Liu Jerome H, Zingmond David, Etzioni David A, O'Connell Jessica B, Maggard Melinda A, Livingston Edward H, Liu Carson D, Ko Clifford Y
Department of Surgery, David Geffen School of Medicine at UCLA, Los Angeles, California, USA.
Am Surg. 2003 Oct;69(10):823-8.
Between 1991 and 2000, the prevalence of obesity increased 65 per cent. As a result, increasing research is being directed at gastric bypass (GB) surgery, an operation that appears to achieve long-term weight reduction. Despite the rapid proliferation of this surgery, the quality of care at a population level is largely unknown. This study examines longitudinal trends in quality and identifies significant predictors of adverse outcomes. Using the California inpatient discharge database, all GB operations from 1996 to 2000 were identified. Demographic, comorbidity, complication, and volume data were obtained. Complications were defined as life-threatening cardiac, respiratory, or medical (renal failure or shock) events. Comorbidity was graded on a modified Charlson score. Annual hospital volume was categorized into four groups: < 50, 50-99, 100-199, and 200+ cases. Based on these data, we calculated longitudinal trends in complication rate and performed logistic regression to identify predictors of complications. A total of 16,232 patients were included. The average age was 41 years; 84 per cent were female, and 83.5 per cent were white. The complication rate was 10.4 per cent. Between 1996 and 2000, rates of cardiac and respiratory complications decreased while rates of medical complications remained unchanged. Complications were more likely in men [odd ratio (OR) = 1.69 compared to women] and in patients with comorbidities (OR = 1.60 for each additional comorbid disease). Furthermore, when examining the effect of volume, patients at very low (< 50) and low (50-99) volume hospitals were much more likely to have complications (OR = 2.72 and 2.70, respectively) compared to patients at high-volume hospitals (200+), even after controlling for differences in case-mix. The quality of care for obesity surgery has improved between 1996 and 2000. Despite operating on patients with more comorbidity, rates of cardiac and respiratory complications have decreased. Furthermore, this study identifies three independent predictors of complications: gender, comorbidity, and hospital volume. These findings are important initial steps toward improving quality in obesity surgery.

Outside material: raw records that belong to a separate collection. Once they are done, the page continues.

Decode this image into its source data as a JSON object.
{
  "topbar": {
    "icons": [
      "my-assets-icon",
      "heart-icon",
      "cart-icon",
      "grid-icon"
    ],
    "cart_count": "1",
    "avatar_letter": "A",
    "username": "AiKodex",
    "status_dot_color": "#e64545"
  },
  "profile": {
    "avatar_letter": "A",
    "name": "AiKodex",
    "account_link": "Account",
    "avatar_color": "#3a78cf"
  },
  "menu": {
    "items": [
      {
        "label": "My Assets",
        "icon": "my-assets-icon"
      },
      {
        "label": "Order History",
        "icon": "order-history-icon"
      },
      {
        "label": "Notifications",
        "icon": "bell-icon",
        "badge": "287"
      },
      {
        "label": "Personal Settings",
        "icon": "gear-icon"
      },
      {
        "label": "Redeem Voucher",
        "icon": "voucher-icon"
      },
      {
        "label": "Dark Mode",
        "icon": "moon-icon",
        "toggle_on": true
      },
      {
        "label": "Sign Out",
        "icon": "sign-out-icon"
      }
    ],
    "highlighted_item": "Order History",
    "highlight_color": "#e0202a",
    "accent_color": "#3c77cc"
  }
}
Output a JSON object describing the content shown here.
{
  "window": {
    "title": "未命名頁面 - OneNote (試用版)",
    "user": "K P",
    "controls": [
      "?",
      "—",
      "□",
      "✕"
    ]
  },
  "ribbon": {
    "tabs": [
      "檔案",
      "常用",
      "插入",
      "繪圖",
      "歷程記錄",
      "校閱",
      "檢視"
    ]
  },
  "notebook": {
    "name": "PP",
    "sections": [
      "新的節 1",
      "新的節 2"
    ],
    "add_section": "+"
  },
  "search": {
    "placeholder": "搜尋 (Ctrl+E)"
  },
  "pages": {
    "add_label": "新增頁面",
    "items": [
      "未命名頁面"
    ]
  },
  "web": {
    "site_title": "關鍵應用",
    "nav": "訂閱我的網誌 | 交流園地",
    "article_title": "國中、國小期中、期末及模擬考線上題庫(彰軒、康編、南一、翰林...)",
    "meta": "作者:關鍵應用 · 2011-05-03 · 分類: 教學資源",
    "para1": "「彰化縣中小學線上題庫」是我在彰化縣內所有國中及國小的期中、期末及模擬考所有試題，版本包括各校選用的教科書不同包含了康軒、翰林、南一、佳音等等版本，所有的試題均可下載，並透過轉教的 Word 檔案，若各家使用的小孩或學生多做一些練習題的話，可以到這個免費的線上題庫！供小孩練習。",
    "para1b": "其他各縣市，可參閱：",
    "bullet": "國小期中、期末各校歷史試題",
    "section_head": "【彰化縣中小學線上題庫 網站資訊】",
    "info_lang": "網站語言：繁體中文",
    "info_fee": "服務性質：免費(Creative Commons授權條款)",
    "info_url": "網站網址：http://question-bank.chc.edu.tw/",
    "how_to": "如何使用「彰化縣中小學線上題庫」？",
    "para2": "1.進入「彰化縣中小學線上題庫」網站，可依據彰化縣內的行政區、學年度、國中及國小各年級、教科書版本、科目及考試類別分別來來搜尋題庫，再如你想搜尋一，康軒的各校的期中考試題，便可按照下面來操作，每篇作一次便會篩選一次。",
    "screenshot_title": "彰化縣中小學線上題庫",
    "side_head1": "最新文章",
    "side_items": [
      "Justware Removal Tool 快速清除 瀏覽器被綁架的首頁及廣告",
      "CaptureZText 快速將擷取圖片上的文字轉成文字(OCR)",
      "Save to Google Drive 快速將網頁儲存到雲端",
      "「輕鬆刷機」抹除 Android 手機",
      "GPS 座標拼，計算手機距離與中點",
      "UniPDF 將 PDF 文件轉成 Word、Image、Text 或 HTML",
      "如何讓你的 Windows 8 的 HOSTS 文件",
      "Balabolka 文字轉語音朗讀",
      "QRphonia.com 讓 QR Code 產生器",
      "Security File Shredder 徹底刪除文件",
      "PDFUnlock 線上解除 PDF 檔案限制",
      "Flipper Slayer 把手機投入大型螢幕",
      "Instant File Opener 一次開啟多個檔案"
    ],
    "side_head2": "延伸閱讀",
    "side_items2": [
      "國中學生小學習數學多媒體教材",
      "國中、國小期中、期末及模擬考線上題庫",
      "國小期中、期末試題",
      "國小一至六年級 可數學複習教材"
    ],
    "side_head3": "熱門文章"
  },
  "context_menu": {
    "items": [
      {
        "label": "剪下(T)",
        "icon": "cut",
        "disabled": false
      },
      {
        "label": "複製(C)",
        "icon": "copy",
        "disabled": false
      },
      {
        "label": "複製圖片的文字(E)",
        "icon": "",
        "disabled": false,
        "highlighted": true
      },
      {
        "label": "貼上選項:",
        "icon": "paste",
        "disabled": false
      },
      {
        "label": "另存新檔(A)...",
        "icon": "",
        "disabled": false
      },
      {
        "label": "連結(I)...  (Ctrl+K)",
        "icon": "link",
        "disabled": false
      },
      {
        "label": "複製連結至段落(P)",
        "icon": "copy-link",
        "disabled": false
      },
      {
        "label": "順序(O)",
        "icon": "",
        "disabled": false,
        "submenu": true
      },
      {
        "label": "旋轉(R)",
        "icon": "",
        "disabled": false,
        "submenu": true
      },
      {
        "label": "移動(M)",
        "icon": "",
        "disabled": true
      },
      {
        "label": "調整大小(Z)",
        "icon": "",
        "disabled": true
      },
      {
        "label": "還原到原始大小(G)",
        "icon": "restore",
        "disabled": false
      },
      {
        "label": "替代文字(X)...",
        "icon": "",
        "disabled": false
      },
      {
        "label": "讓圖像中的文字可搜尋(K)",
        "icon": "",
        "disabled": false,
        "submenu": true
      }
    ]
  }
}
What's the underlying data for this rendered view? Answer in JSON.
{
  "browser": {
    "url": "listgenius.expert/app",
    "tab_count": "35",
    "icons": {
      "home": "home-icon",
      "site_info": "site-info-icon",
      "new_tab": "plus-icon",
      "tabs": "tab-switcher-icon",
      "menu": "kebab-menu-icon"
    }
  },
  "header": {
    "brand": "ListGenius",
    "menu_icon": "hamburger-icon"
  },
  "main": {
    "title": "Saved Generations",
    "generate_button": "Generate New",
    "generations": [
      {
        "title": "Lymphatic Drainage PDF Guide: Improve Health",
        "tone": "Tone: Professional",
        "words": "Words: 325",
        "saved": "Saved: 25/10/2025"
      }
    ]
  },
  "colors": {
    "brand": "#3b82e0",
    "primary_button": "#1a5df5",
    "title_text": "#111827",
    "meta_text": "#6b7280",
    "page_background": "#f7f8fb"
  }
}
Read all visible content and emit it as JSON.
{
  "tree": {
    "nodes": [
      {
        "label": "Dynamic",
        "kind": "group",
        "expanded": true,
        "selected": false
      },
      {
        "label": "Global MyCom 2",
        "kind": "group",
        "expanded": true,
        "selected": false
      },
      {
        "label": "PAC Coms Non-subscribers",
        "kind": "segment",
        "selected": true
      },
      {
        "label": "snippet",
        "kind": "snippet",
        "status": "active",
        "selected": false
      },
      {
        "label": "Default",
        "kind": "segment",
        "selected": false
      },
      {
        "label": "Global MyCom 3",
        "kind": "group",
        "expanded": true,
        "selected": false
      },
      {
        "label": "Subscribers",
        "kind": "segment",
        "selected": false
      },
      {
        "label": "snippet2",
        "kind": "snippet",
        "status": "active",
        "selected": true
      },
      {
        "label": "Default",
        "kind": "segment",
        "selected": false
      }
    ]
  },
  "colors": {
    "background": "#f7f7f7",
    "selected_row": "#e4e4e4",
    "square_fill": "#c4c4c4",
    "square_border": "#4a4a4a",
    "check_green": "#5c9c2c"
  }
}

1991年至2000年间,肥胖症患病率上升了65%。因此,越来越多的研究聚焦于胃旁路(GB)手术,这是一种似乎能实现长期减重的手术。尽管该手术迅速普及,但总体医疗质量在很大程度上仍不为人知。本研究考察了质量的纵向趋势,并确定了不良后果的重要预测因素。利用加利福尼亚州住院患者出院数据库,识别出了1996年至2000年期间所有的胃旁路手术病例。获取了人口统计学、合并症、并发症及手术量数据。并发症定义为危及生命的心脏、呼吸或内科(肾衰竭或休克)事件。合并症根据改良的查尔森评分进行分级。年度医院手术量分为四组:<50例、50 - 99例、100 - 199例和200例以上。基于这些数据,我们计算了并发症发生率的纵向趋势,并进行逻辑回归以确定并发症的预测因素。共纳入16232例患者。平均年龄为41岁;84%为女性,83.5%为白人。并发症发生率为10.4%。1996年至2000年间,心脏和呼吸并发症发生率下降,而内科并发症发生率保持不变。男性发生并发症的可能性更大(与女性相比,比值比(OR)=1.69),合并症患者也是如此(每增加一种合并症,OR =1.60)。此外,在考察手术量的影响时,与高手术量医院(200例以上)的患者相比,极低手术量(<50例)和低手术量(50 - 99例)医院的患者发生并发症的可能性要高得多(分别为OR =2.72和2.70),即使在控制了病例组合差异之后也是如此。1996年至2000年间,肥胖症手术的医疗质量有所改善。尽管手术对象的合并症更多,但心脏和呼吸并发症发生率有所下降。此外,本研究确定了并发症的三个独立预测因素:性别、合并症和医院手术量。这些发现是朝着提高肥胖症手术质量迈出的重要的第一步。